Cette durée reste toutefois une estimation. StairMed n’a pas encore commencé les essais cliniques sur l’être humain avec cette méthode. La procédure a jusqu’ici été expérimentée sur des moutons. Le délai annoncé ne constitue donc pas encore une performance médicale établie chez l’humain.
La start-up a toutefois déjà attiré des capitaux importants. Elle a levé plus de 1,1 milliard de yuans, soit environ 163 millions de dollars, au cours de l’année écoulée, avec le soutien de groupes chinois comme Tencent et Alibaba, selon le South China Morning Post.
Neuralink poursuit d’autres applications
La comparaison avec Neuralink ne se limite pas à la méthode chirurgicale. L’entreprise américaine poursuit ses essais sur des interfaces capables de traduire les signaux cérébraux en commandes numériques.
Selon les informations publiées par Neuralink, ses participants aux essais cliniques utilisent déjà l’implant pour contrôler des ordinateurs et des bras robotiques par la pensée. En janvier 2026, l’entreprise indiquait avoir 21 participants engagés dans ses essais à travers le monde. Neuralink présente cette technologie comme un moyen de permettre à des personnes paralysées de contrôler directement des ordinateurs, des téléphones et des membres robotisés.
L’entreprise travaille aussi sur Blindsight, un dispositif expérimental destiné à restaurer une forme de perception visuelle chez des personnes ayant perdu la vue. Neuralink indique avoir obtenu pour ce projet la désignation « Breakthrough Device » de la FDA américaine. Le dispositif chercherait à contourner les voies naturelles reliant l’œil au cerveau en stimulant directement les régions cérébrales impliquées dans la vision.
Pékin cherche plusieurs acteurs chinois
La compétition ne repose pas sur StairMed seule. Le South China Morning Post rapporte que Pékin cherche à faire émerger deux ou trois acteurs chinois capables de compter parmi les leaders mondiaux des interfaces cerveau-ordinateur d’ici 2030.

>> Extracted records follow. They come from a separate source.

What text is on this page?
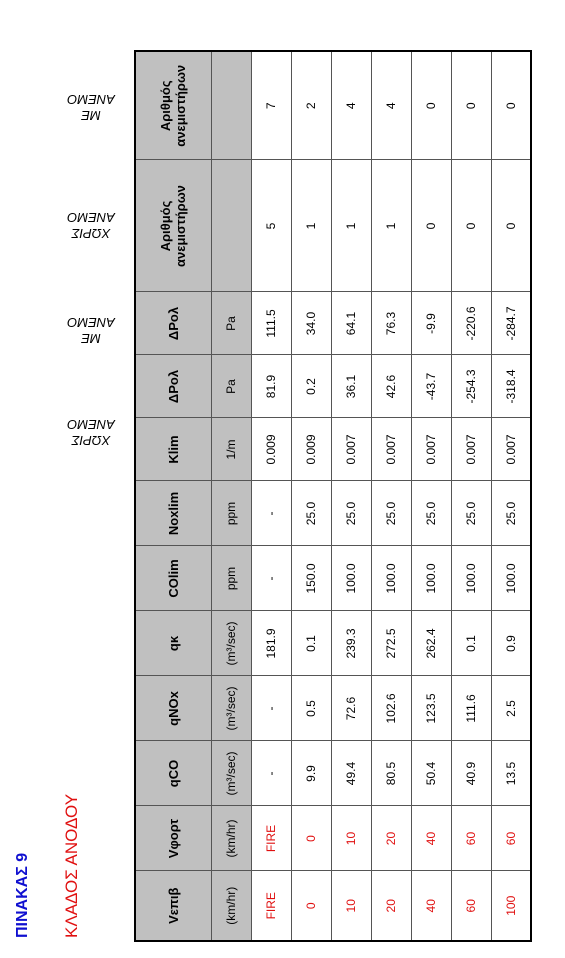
ΠΙΝΑΚΑΣ 9 ΚΛΑΔΟΣ ΑΝΟΔΟΥ
ΧΩΡΙΣ
ΑΝΕΜΟ
ΜΕ
ΑΝΕΜΟ
ΧΩΡΙΣ
ΑΝΕΜΟ
ΜΕ
ΑΝΕΜΟ
Vεπιβ	Vφορτ	qCO	qNOx	qκ	COlim	Noxlim	Klim	ΔΡολ	ΔΡολ	Αριθμός ανεμιστήρων	Αριθμός ανεμιστήρων
(km/hr)	(km/hr)	(m³/sec)	(m³/sec)	(m³/sec)	ppm	ppm	1/m	Pa	Pa		
FIRE	FIRE	-	-	181.9	-	-	0.009	81.9	111.5	5	7
0	0	9.9	0.5	0.1	150.0	25.0	0.009	0.2	34.0	1	2
10	10	49.4	72.6	239.3	100.0	25.0	0.007	36.1	64.1	1	4
20	20	80.5	102.6	272.5	100.0	25.0	0.007	42.6	76.3	1	4
40	40	50.4	123.5	262.4	100.0	25.0	0.007	-43.7	-9.9	0	0
60	60	40.9	111.6	0.1	100.0	25.0	0.007	-254.3	-220.6	0	0
100	60	13.5	2.5	0.9	100.0	25.0	0.007	-318.4	-284.7	0	0
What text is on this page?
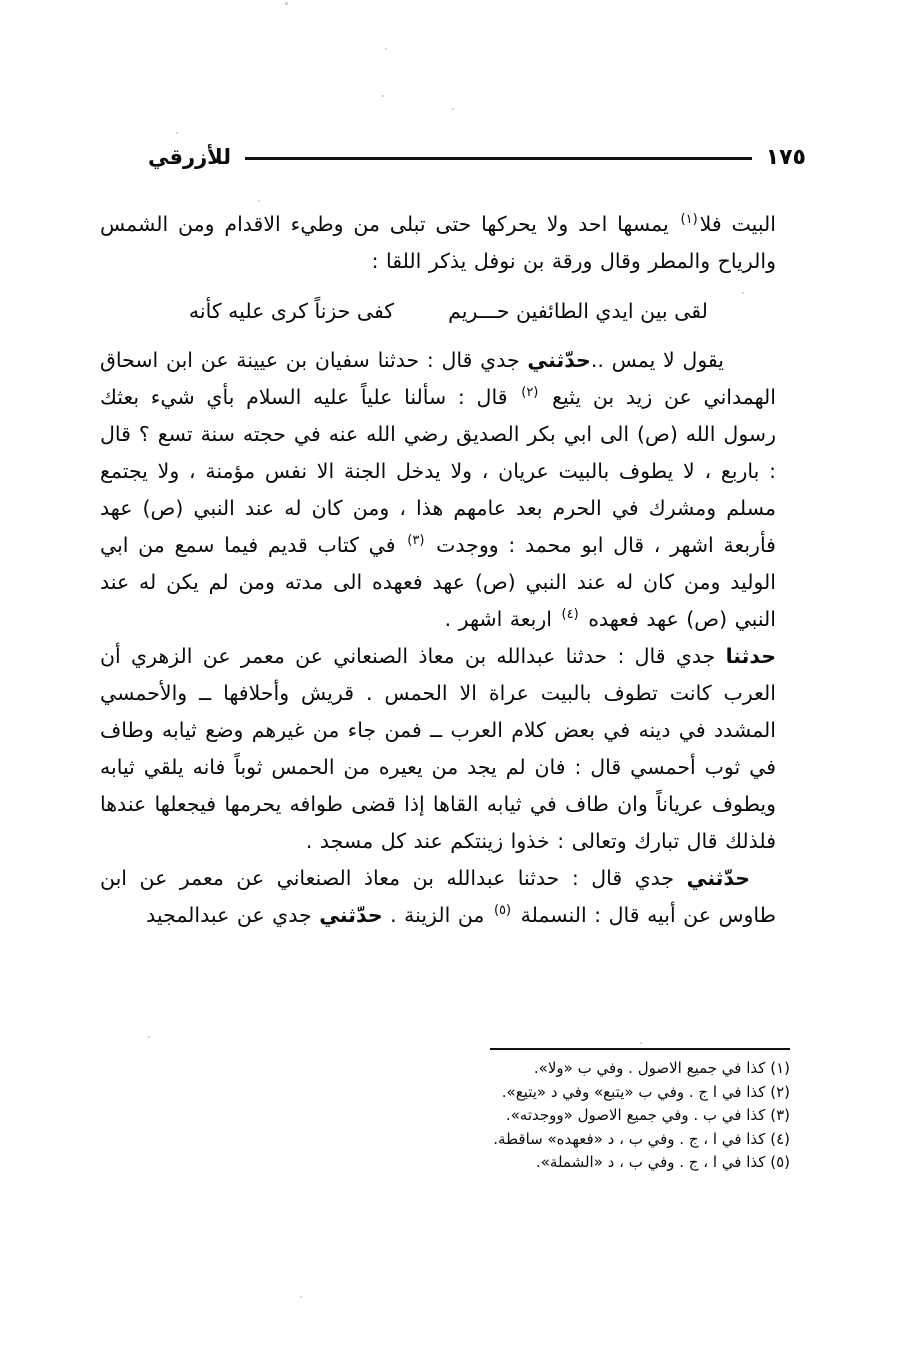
للأزرقي	١٧٥

البيت فلا$^{(١)}$ يمسها احد ولا يحركها حتى تبلى من وطيء الاقدام ومن الشمس والرياح والمطر وقال ورقة بن نوفل يذكر اللقا :

لقى بين ايدي الطائفين حـــريم
كفى حزناً كرى عليه كأنه

يقول لا يمس ..حدّثني جدي قال : حدثنا سفيان بن عيينة عن ابن اسحاق الهمداني عن زيد بن يثيع $^{(٢)}$ قال : سألنا علياً عليه السلام بأي شيء بعثك رسول الله (ص) الى ابي بكر الصديق رضي الله عنه في حجته سنة تسع ؟ قال : باربع ، لا يطوف بالبيت عريان ، ولا يدخل الجنة الا نفس مؤمنة ، ولا يجتمع مسلم ومشرك في الحرم بعد عامهم هذا ، ومن كان له عند النبي (ص) عهد فأربعة اشهر ، قال ابو محمد : ووجدت $^{(٣)}$ في كتاب قديم فيما سمع من ابي الوليد ومن كان له عند النبي (ص) عهد فعهده الى مدته ومن لم يكن له عند النبي (ص) عهد فعهده $^{(٤)}$ اربعة اشهر .

حدثنا جدي قال : حدثنا عبدالله بن معاذ الصنعاني عن معمر عن الزهري أن العرب كانت تطوف بالبيت عراة الا الحمس . قريش وأحلافها ــ والأحمسي المشدد في دينه في بعض كلام العرب ــ فمن جاء من غيرهم وضع ثيابه وطاف في ثوب أحمسي قال : فان لم يجد من يعيره من الحمس ثوباً فانه يلقي ثيابه ويطوف عرياناً وان طاف في ثيابه القاها إذا قضى طوافه يحرمها فيجعلها عندها فلذلك قال تبارك وتعالى : خذوا زينتكم عند كل مسجد .

حدّثني جدي قال : حدثنا عبدالله بن معاذ الصنعاني عن معمر عن ابن طاوس عن أبيه قال : النسملة $^{(٥)}$ من الزينة . حدّثني جدي عن عبدالمجيد

(١) كذا في جميع الاصول . وفي ب «ولا».
(٢) كذا في ا ج . وفي ب «يتبع» وفي د «يتيع».
(٣) كذا في ب . وفي جميع الاصول «ووجدته».
(٤) كذا في ا ، ج . وفي ب ، د «فعهده» ساقطة.
(٥) كذا في ا ، ج . وفي ب ، د «الشملة».
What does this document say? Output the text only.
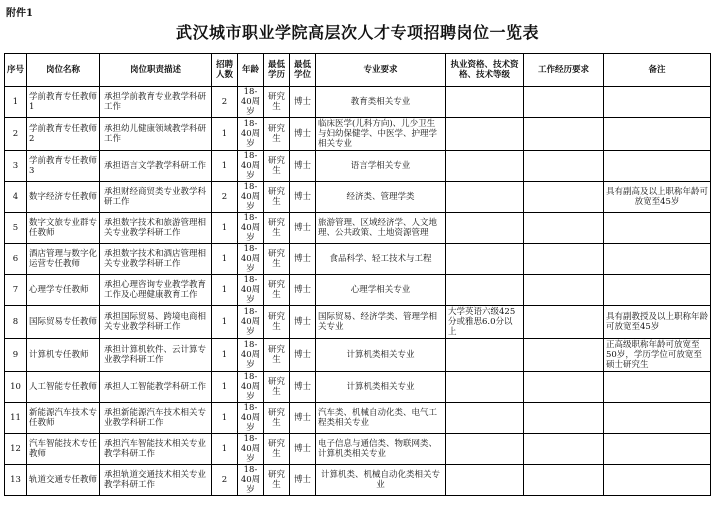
附件1
武汉城市职业学院高层次人才专项招聘岗位一览表
序号	岗位名称	岗位职责描述	招聘人数	年龄	最低学历	最低学位	专业要求	执业资格、技术资格、技术等级	工作经历要求	备注
1	学前教育专任教师1	承担学前教育专业教学科研工作	2	18-40周岁	研究生	博士	教育类相关专业			
2	学前教育专任教师2	承担幼儿健康领域教学科研工作	1	18-40周岁	研究生	博士	临床医学(儿科方向)、儿少卫生与妇幼保健学、中医学、护理学相关专业			
3	学前教育专任教师3	承担语言文学教学科研工作	1	18-40周岁	研究生	博士	语言学相关专业			
4	数字经济专任教师	承担财经商贸类专业教学科研工作	2	18-40周岁	研究生	博士	经济类、管理学类			具有副高及以上职称年龄可放宽至45岁
5	数字文旅专业群专任教师	承担数字技术和旅游管理相关专业教学科研工作	1	18-40周岁	研究生	博士	旅游管理、区域经济学、人文地理、公共政策、土地资源管理			
6	酒店管理与数字化运营专任教师	承担数字技术和酒店管理相关专业教学科研工作	1	18-40周岁	研究生	博士	食品科学、轻工技术与工程			
7	心理学专任教师	承担心理咨询专业教学教育工作及心理健康教育工作	1	18-40周岁	研究生	博士	心理学相关专业			
8	国际贸易专任教师	承担国际贸易、跨境电商相关专业教学科研工作	1	18-40周岁	研究生	博士	国际贸易、经济学类、管理学相关专业	大学英语六级425分或雅思6.0分以上		具有副教授及以上职称年龄可放宽至45岁
9	计算机专任教师	承担计算机软件、云计算专业教学科研工作	1	18-40周岁	研究生	博士	计算机类相关专业			正高级职称年龄可放宽至50岁，学历学位可放宽至硕士研究生
10	人工智能专任教师	承担人工智能教学科研工作	1	18-40周岁	研究生	博士	计算机类相关专业			
11	新能源汽车技术专任教师	承担新能源汽车技术相关专业教学科研工作	1	18-40周岁	研究生	博士	汽车类、机械自动化类、电气工程类相关专业			
12	汽车智能技术专任教师	承担汽车智能技术相关专业教学科研工作	1	18-40周岁	研究生	博士	电子信息与通信类、物联网类、计算机类相关专业			
13	轨道交通专任教师	承担轨道交通技术相关专业教学科研工作	2	18-40周岁	研究生	博士	计算机类、机械自动化类相关专业			
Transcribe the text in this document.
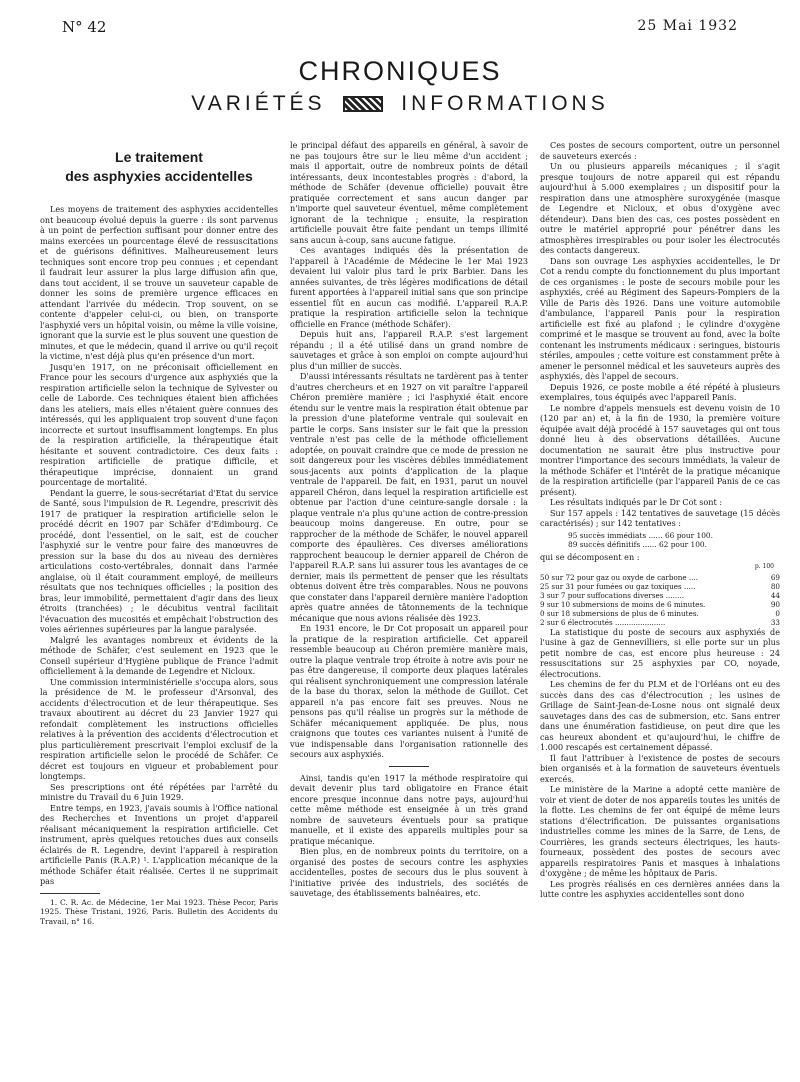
N° 42	25 Mai 1932
CHRONIQUES
VARIÉTÉS	INFORMATIONS
Le traitement
des asphyxies accidentelles

Les moyens de traitement des asphyxies accidentelles ont beaucoup évolué depuis la guerre : ils sont parvenus à un point de perfection suffisant pour donner entre des mains exercées un pourcentage élevé de ressuscitations et de guérisons définitives. Malheureusement leurs techniques sont encore trop peu connues ; et cependant il faudrait leur assurer la plus large diffusion afin que, dans tout accident, il se trouve un sauveteur capable de donner les soins de première urgence efficaces en attendant l'arrivée du médecin. Trop souvent, on se contente d'appeler celui-ci, ou bien, on transporte l'asphyxié vers un hôpital voisin, ou même la ville voisine, ignorant que la survie est le plus souvent une question de minutes, et que le médecin, quand il arrive ou qu'il reçoit la victime, n'est déjà plus qu'en présence d'un mort.

Jusqu'en 1917, on ne préconisait officiellement en France pour les secours d'urgence aux asphyxiés que la respiration artificielle selon la technique de Sylvester ou celle de Laborde. Ces techniques étaient bien affichées dans les ateliers, mais elles n'étaient guère connues des intéressés, qui les appliquaient trop souvent d'une façon incorrecte et surtout insuffisamment longtemps. En plus de la respiration artificielle, la thérapeutique était hésitante et souvent contradictoire. Ces deux faits : respiration artificielle de pratique difficile, et thérapeutique imprécise, donnaient un grand pourcentage de mortalité.

Pendant la guerre, le sous-secrétariat d'Etat du service de Santé, sous l'impulsion de R. Legendre, prescrivit dès 1917 de pratiquer la respiration artificielle selon le procédé décrit en 1907 par Schäfer d'Edimbourg. Ce procédé, dont l'essentiel, on le sait, est de coucher l'asphyxié sur le ventre pour faire des manœuvres de pression sur la base du dos au niveau des dernières articulations costo-vertébrales, donnait dans l'armée anglaise, où il était couramment employé, de meilleurs résultats que nos techniques officielles ; la position des bras, leur immobilité, permettaient d'agir dans des lieux étroits (tranchées) ; le décubitus ventral facilitait l'évacuation des mucosités et empêchait l'obstruction des voies aériennes supérieures par la langue paralysée.

Malgré les avantages nombreux et évidents de la méthode de Schäfer, c'est seulement en 1923 que le Conseil supérieur d'Hygiène publique de France l'admit officiellement à la demande de Legendre et Nicloux.

Une commission interministérielle s'occupa alors, sous la présidence de M. le professeur d'Arsonval, des accidents d'électrocution et de leur thérapeutique. Ses travaux aboutirent au décret du 23 Janvier 1927 qui refondait complètement les instructions officielles relatives à la prévention des accidents d'électrocution et plus particulièrement prescrivait l'emploi exclusif de la respiration artificielle selon le procédé de Schäfer. Ce décret est toujours en vigueur et probablement pour longtemps.

Ses prescriptions ont été répétées par l'arrêté du ministre du Travail du 6 Juin 1929.

Entre temps, en 1923, j'avais soumis à l'Office national des Recherches et Inventions un projet d'appareil réalisant mécaniquement la respiration artificielle. Cet instrument, après quelques retouches dues aux conseils éclairés de R. Legendre, devint l'appareil à respiration artificielle Panis (R.A.P.) ¹. L'application mécanique de la méthode Schäfer était réalisée. Certes il ne supprimait pas

1. C. R. Ac. de Médecine, 1er Mai 1923. Thèse Pecor, Paris 1925. Thèse Tristani, 1926, Paris. Bulletin des Accidents du Travail, n° 16.

le principal défaut des appareils en général, à savoir de ne pas toujours être sur le lieu même d'un accident ; mais il apportait, outre de nombreux points de détail intéressants, deux incontestables progrès : d'abord, la méthode de Schäfer (devenue officielle) pouvait être pratiquée correctement et sans aucun danger par n'importe quel sauveteur éventuel, même complètement ignorant de la technique ; ensuite, la respiration artificielle pouvait être faite pendant un temps illimité sans aucun à-coup, sans aucune fatigue.

Ces avantages indiqués dès la présentation de l'appareil à l'Académie de Médecine le 1er Mai 1923 devaient lui valoir plus tard le prix Barbier. Dans les années suivantes, de très légères modifications de détail furent apportées à l'appareil initial sans que son principe essentiel fût en aucun cas modifié. L'appareil R.A.P. pratique la respiration artificielle selon la technique officielle en France (méthode Schäfer).

Depuis huit ans, l'appareil R.A.P. s'est largement répandu ; il a été utilisé dans un grand nombre de sauvetages et grâce à son emploi on compte aujourd'hui plus d'un millier de succès.

D'aussi intéressants résultats ne tardèrent pas à tenter d'autres chercheurs et en 1927 on vit paraître l'appareil Chéron première manière ; ici l'asphyxié était encore étendu sur le ventre mais la respiration était obtenue par la pression d'une plateforme ventrale qui soulevait en partie le corps. Sans insister sur le fait que la pression ventrale n'est pas celle de la méthode officiellement adoptée, on pouvait craindre que ce mode de pression ne soit dangereux pour les viscères débiles immédiatement sous-jacents aux points d'application de la plaque ventrale de l'appareil. De fait, en 1931, parut un nouvel appareil Chéron, dans lequel la respiration artificielle est obtenue par l'action d'une ceinture-sangle dorsale : la plaque ventrale n'a plus qu'une action de contre-pression beaucoup moins dangereuse. En outre, pour se rapprocher de la méthode de Schäfer, le nouvel appareil comporte des épaulières. Ces diverses améliorations rapprochent beaucoup le dernier appareil de Chéron de l'appareil R.A.P. sans lui assurer tous les avantages de ce dernier, mais ils permettent de penser que les résultats obtenus doivent être très comparables. Nous ne pouvons que constater dans l'appareil dernière manière l'adoption après quatre années de tâtonnements de la technique mécanique que nous avions réalisée dès 1923.

En 1931 encore, le Dr Cot proposait un appareil pour la pratique de la respiration artificielle. Cet appareil ressemble beaucoup au Chéron première manière mais, outre la plaque ventrale trop étroite à notre avis pour ne pas être dangereuse, il comporte deux plaques latérales qui réalisent synchroniquement une compression latérale de la base du thorax, selon la méthode de Guillot. Cet appareil n'a pas encore fait ses preuves. Nous ne pensons pas qu'il réalise un progrès sur la méthode de Schäfer mécaniquement appliquée. De plus, nous craignons que toutes ces variantes nuisent à l'unité de vue indispensable dans l'organisation rationnelle des secours aux asphyxiés.

Ainsi, tandis qu'en 1917 la méthode respiratoire qui devait devenir plus tard obligatoire en France était encore presque inconnue dans notre pays, aujourd'hui cette même méthode est enseignée à un très grand nombre de sauveteurs éventuels pour sa pratique manuelle, et il existe des appareils multiples pour sa pratique mécanique.

Bien plus, en de nombreux points du territoire, on a organisé des postes de secours contre les asphyxies accidentelles, postes de secours dus le plus souvent à l'initiative privée des industriels, des sociétés de sauvetage, des établissements balnéaires, etc.

Ces postes de secours comportent, outre un personnel de sauveteurs exercés :

Un ou plusieurs appareils mécaniques ; il s'agit presque toujours de notre appareil qui est répandu aujourd'hui à 5.000 exemplaires ; un dispositif pour la respiration dans une atmosphère suroxygénée (masque de Legendre et Nicloux, et obus d'oxygène avec détendeur). Dans bien des cas, ces postes possèdent en outre le matériel approprié pour pénétrer dans les atmosphères irrespirables ou pour isoler les électrocutés des contacts dangereux.

Dans son ouvrage Les asphyxies accidentelles, le Dr Cot a rendu compte du fonctionnement du plus important de ces organismes : le poste de secours mobile pour les asphyxiés, créé au Régiment des Sapeurs-Pompiers de la Ville de Paris dès 1926. Dans une voiture automobile d'ambulance, l'appareil Panis pour la respiration artificielle est fixé au plafond ; le cylindre d'oxygène comprimé et le masque se trouvent au fond, avec la boîte contenant les instruments médicaux : seringues, bistouris stériles, ampoules ; cette voiture est constamment prête à amener le personnel médical et les sauveteurs auprès des asphyxiés, dès l'appel de secours.

Depuis 1926, ce poste mobile a été répété à plusieurs exemplaires, tous équipés avec l'appareil Panis.

Le nombre d'appels mensuels est devenu voisin de 10 (120 par an) et, à la fin de 1930, la première voiture équipée avait déjà procédé à 157 sauvetages qui ont tous donné lieu à des observations détaillées. Aucune documentation ne saurait être plus instructive pour montrer l'importance des secours immédiats, la valeur de la méthode Schäfer et l'intérêt de la pratique mécanique de la respiration artificielle (par l'appareil Panis de ce cas présent).

Les résultats indiqués par le Dr Cot sont :

Sur 157 appels : 142 tentatives de sauvetage (15 décès caractérisés) ; sur 142 tentatives :

95 succès immédiats ...... 66 pour 100.
89 succès définitifs ...... 62 pour 100.

qui se décomposent en :

p. 100
50 sur 72 pour gaz ou oxyde de carbone ....	69
25 sur 31 pour fumées ou gaz toxiques .....	80
3 sur 7 pour suffocations diverses ........	44
9 sur 10 submersions de moins de 6 minutes.	90
0 sur 18 submersions de plus de 6 minutes.	0
2 sur 6 électrocutés ......................	33

La statistique du poste de secours aux asphyxiés de l'usine à gaz de Gennevilliers, si elle porte sur un plus petit nombre de cas, est encore plus heureuse : 24 ressuscitations sur 25 asphyxies par CO, noyade, électrocutions.

Les chemins de fer du PLM et de l'Orléans ont eu des succès dans des cas d'électrocution ; les usines de Grillage de Saint-Jean-de-Losne nous ont signalé deux sauvetages dans des cas de submersion, etc. Sans entrer dans une énumération fastidieuse, on peut dire que les cas heureux abondent et qu'aujourd'hui, le chiffre de 1.000 rescapés est certainement dépassé.

Il faut l'attribuer à l'existence de postes de secours bien organisés et à la formation de sauveteurs éventuels exercés.

Le ministère de la Marine a adopté cette manière de voir et vient de doter de nos appareils toutes les unités de la flotte. Les chemins de fer ont équipé de même leurs stations d'électrification. De puissantes organisations industrielles comme les mines de la Sarre, de Lens, de Courrières, les grands secteurs électriques, les hauts-fourneaux, possèdent des postes de secours avec appareils respiratoires Panis et masques à inhalations d'oxygène ; de même les hôpitaux de Paris.

Les progrès réalisés en ces dernières années dans la lutte contre les asphyxies accidentelles sont dono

L’enjeu porte donc autant sur la technique que sur la capacité à transformer les prototypes en produits médicaux. La Chine cherche à développer des solutions moins invasives, tandis que Neuralink poursuit l’amélioration de ses implants et l’élargissement de leurs usages.
La différence entre les deux approches pourrait ainsi devenir un élément majeur de la compétition : réduire la difficulté de l’implantation d’un côté, multiplier les capacités offertes par l’interface de l’autre.